For the sake of this tutorial, modify the convertToUpper process in the previous example, replacing the process script with the string rev $x, so that the process looks like this:

process convertToUpper {
  input:
    path x
  output:
    stdout

  """
  rev $x
  """
}

Then save the file with the same name, and execute it by adding the -resume option to the command line:

nextflow run tutorial.nf -resume

It will print output similar to this:

N E X T F L O W  ~  version 22.10.0
executor >  local (2)
[69/c8ea4a] process > splitLetters   [100%] 1 of 1, cached: 1 ✔
[d0/e94f07] process > convertToUpper [100%] 2 of 2 ✔
olleH
!dlrow

You will see that the execution of the process splitLetters is actually skipped (the process ID is the same), and its results are retrieved from the cache. The second process is executed as expected, printing the reversed strings.

Tip

The pipeline results are cached by default in the directory $PWD/work.

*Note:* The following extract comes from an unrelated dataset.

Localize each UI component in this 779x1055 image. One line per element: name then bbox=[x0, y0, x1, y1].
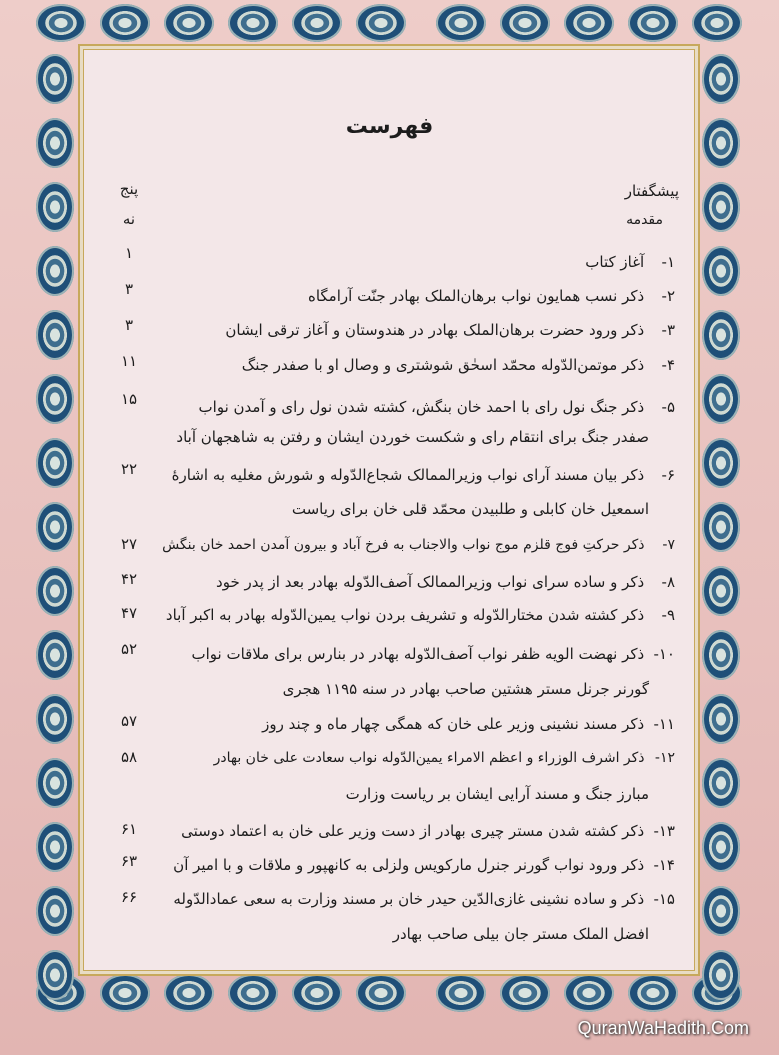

Depending on your script, this folder can take up a lot of disk space. It’s a good idea to clean this folder periodically, as long as you know you won’t need to resume any pipeline runs.

For more information, see the Caching and resuming page.

Pipeline parameters

Pipeline parameters are simply declared by prepending to a variable name the prefix params, separated by dot character. Their value can be specified on the command line by prefixing the parameter name with a double dash character, i.e. --paramName

For the sake of this tutorial, you can try to execute the previous example specifying a different input string parameter, as shown below:

nextflow run tutorial.nf --str 'Bonjour le monde'

The string specified on the command line will override the default value of the parameter. The output will look like this:

N E X T F L O W  ~  version 22.10.0
executor >  local (4)
[8b/16e7d7] process > splitLetters   [100%] 1 of 1 ✔
[eb/729772] process > convertToUpper [100%] 3 of 3 ✔
m el r
edno
uojnoB

Changed in version 20.11.0-edge: Any . (dot) character in a parameter name is interpreted as the delimiter of a nested scope. For example, --foo.bar Hello will be interpreted as params.foo.bar. If you want to have a parameter name that contains a . (dot) character, escape it using the back-slash character, e.g. --foo\.bar Hello.